I’m glad I chose presence because it scrapes and scratches against the glossy smoothness of perfectionism. If you can be present and unattached, it shatters the goal of perfectionism entirely. I am present, here and now, staying off social media, and that’s as perfect as I can be right now. That’s all that matters right now. (Well, that’s what I’m saying as I’m writing this, sitting at home, watching the fireplace and listening to the sounds of Funny Business eat his little treats.) What I did before this and what I do after this is none of my business at the moment because I’m fully present. I’m here. And not there.

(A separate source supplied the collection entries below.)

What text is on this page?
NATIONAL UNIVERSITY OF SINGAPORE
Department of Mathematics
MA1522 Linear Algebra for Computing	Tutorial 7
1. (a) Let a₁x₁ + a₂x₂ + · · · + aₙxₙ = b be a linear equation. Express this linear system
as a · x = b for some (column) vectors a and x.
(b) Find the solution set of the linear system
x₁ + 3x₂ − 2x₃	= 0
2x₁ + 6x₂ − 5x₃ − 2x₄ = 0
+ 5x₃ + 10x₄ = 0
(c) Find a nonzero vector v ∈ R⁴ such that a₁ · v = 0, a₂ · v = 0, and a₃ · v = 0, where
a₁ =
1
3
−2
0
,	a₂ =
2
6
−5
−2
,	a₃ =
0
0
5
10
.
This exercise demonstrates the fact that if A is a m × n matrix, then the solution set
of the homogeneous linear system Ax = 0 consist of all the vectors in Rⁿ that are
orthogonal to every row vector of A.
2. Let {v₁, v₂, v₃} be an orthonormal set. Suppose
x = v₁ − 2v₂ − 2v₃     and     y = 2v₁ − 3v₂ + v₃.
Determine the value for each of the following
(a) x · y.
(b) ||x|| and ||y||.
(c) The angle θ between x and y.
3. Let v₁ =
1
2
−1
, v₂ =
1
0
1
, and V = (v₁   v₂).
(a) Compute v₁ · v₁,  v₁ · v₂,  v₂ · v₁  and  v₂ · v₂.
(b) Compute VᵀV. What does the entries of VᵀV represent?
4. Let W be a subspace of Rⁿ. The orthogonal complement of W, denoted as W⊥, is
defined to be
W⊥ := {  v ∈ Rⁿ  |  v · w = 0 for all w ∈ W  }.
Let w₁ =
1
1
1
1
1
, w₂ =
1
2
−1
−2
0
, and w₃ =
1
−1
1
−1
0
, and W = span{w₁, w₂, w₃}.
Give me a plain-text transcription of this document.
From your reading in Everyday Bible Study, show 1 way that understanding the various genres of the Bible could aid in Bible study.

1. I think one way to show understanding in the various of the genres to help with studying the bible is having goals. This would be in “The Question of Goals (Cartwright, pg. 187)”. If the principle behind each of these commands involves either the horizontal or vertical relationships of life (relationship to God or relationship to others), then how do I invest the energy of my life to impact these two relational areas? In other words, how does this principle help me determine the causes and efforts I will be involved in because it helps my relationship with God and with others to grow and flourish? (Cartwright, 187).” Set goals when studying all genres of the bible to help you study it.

On New Year’s Eve, and New Year’s Day, I tried my best to be present. I wasn’t there, on Instagram, thinking about what healthier people were doing with their evening. I wasn’t thinking about what to comment on LinkedIn. I wasn’t droomscrolling through comments. All that existed, in that moment, was my fluffy blankets and Funny Business’s diesel-engine purr. Katelyn sat downstairs in front of a roaring fire. It wasn’t the perfect New Year’s Eve you’d see on social media, but it was a perfect New Year’s Eve at that moment. Not every moment has been perfect since, but who cares? I’m not there. I’m here.
I’m here. Remind yourself of that, especially if you’ve already broken your resolution like I have. “I’m here, and I’m sticking to my resolution here and now.” You are? Congratulations! You’re doing great.
Feel better! Much-needed reminder re: perfectionism.